THE QUICKEST WAY to describe this book is to call it a memoir about having and being treated for breast cancer, but unfortunately that description gives you next to no idea of what the book is actually like.
"I do not want to tell the story of cancer in the way I have been taught to tell it," Boyer declares, and she succeeds. Memoirs about illness do seem to have only a few default settings; they are going to be about resilience, persistence, holding onto hope, learning what is really important, cherishing the present moment...all excellent qualities, needless to say. Boyer simply isn't interested in any of that. No tributes to the doctors and nurses who worked with her, nor to friends and family, nothing about lessons learned or values affirmed. The book is unsentimental to the point of astringency. Unlikely to be tapped by Oprah.
If Boyer is not interested in any of the usual ingredients of an illness memoir, what is she interested in? The literary record of illness, for one thing. I had never heard of Aelius Aristides, for instance, but he sounds worth reading, and I did not know that Frances Burney, Charlotte Perkins Gilman, and Harriet Martineau had all written vividly of being ill.

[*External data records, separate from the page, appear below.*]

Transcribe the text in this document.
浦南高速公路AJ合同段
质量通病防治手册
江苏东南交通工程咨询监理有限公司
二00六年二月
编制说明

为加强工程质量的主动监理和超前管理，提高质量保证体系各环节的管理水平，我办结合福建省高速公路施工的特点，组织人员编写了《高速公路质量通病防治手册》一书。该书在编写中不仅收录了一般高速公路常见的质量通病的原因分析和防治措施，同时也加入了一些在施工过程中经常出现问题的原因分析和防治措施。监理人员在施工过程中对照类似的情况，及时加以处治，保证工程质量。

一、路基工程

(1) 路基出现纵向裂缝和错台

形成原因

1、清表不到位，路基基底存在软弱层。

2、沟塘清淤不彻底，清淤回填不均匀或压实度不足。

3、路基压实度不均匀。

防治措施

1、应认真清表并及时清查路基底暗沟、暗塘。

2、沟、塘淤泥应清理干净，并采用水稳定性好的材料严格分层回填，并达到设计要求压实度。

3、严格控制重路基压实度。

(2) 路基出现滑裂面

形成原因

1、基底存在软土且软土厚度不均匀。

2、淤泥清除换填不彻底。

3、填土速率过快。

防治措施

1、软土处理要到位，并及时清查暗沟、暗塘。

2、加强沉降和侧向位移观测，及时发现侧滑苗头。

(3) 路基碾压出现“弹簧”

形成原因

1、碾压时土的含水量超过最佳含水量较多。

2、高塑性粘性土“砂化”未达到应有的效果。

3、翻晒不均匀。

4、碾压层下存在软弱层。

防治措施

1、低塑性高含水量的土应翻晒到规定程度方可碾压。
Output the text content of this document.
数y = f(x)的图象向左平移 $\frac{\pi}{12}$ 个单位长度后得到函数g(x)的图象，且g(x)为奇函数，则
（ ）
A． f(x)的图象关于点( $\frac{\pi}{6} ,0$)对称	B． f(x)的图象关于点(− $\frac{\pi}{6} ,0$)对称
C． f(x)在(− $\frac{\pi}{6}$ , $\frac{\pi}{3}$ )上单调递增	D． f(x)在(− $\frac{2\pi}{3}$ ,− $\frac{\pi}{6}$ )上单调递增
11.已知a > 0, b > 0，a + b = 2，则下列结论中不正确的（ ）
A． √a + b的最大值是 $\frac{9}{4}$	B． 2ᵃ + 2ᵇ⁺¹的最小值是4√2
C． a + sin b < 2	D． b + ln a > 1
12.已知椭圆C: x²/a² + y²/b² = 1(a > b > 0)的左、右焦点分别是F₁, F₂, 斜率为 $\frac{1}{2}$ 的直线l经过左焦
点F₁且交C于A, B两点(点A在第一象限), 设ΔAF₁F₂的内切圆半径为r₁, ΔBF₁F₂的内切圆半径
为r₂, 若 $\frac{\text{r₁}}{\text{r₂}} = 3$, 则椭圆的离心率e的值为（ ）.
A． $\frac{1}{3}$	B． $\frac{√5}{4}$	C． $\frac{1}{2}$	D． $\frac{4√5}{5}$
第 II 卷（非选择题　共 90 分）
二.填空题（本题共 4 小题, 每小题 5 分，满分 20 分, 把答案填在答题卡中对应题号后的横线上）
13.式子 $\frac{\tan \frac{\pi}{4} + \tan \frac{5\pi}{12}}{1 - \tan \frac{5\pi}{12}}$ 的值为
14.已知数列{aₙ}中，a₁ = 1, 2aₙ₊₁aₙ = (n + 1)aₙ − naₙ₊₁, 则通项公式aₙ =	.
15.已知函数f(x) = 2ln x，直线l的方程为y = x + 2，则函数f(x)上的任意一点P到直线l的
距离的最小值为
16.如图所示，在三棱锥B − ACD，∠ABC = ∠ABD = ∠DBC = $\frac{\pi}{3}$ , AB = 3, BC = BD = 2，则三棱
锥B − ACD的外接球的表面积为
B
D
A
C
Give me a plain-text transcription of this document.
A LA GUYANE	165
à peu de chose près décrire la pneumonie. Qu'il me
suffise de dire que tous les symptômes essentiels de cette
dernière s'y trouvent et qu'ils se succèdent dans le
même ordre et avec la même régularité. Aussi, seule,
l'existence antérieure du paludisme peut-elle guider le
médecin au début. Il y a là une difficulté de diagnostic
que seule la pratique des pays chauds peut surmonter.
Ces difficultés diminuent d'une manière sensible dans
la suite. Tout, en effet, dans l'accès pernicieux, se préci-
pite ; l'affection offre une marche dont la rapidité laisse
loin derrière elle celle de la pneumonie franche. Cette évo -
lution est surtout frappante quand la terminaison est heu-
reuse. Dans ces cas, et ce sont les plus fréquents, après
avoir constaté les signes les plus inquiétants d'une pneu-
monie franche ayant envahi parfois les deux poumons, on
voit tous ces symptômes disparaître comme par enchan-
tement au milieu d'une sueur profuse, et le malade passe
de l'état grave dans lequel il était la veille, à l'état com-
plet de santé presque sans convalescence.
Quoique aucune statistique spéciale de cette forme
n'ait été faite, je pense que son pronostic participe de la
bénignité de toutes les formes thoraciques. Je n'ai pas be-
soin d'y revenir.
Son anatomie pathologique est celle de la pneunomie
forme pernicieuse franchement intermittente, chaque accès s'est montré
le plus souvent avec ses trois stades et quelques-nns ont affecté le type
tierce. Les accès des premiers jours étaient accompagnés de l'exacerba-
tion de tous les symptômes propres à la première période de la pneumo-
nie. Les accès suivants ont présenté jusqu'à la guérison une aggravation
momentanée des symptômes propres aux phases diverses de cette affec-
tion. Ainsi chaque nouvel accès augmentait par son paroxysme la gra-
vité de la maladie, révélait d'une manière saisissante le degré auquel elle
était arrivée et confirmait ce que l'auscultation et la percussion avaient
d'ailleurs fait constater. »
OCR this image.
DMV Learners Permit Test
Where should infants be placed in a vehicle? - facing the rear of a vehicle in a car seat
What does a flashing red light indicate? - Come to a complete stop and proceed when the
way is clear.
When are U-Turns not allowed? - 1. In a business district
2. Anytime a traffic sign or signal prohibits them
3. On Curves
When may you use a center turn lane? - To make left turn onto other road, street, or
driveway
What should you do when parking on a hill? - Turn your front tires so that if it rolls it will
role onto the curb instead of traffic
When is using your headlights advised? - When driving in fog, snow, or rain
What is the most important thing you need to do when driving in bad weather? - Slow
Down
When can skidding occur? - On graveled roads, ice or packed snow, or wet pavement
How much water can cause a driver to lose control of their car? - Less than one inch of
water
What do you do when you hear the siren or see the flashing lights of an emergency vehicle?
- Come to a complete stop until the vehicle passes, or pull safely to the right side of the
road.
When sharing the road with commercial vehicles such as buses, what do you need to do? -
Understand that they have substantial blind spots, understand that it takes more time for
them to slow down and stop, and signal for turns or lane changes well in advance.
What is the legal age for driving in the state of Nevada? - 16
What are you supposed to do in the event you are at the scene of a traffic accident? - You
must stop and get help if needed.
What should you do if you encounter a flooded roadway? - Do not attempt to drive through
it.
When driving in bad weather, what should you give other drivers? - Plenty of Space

She is also interested in writing about the horrors of being a patient in the time of late capitalism:
You can't drive yourself home the same day you have had a double mastectomy of course, whimpering in pain, unable to use your arms, with four drainage bags hanging from your torso, delirious from anesthesia and barely able to walk. You are not supposed to be alone when you get home, either. But no one really asks how you manage it once you are forced out of the surgery center--who, if anyone, you have to care for you, what sacrifices these caretakers might have to make or the support they require.
For another thing, she is interested in letting you know exactly what is involved in her treatment, as in "the brain damage from chemotherapy is cumulative and unpredictable," or "a nurse in a hazmat suit inserts a large needle into my plastic subdermal port."
And, in her case, the treatment works: between the double mastectomy and the drugs, "the cancer is gone." You may be expecting Boyer to break out the familiar tropes at this point. Nope.
With that news, I am like a baby being born into the hands of a body made only of the grand debt of love and rage, and if I live another forty-one years to avenge what happened it still won't be enough.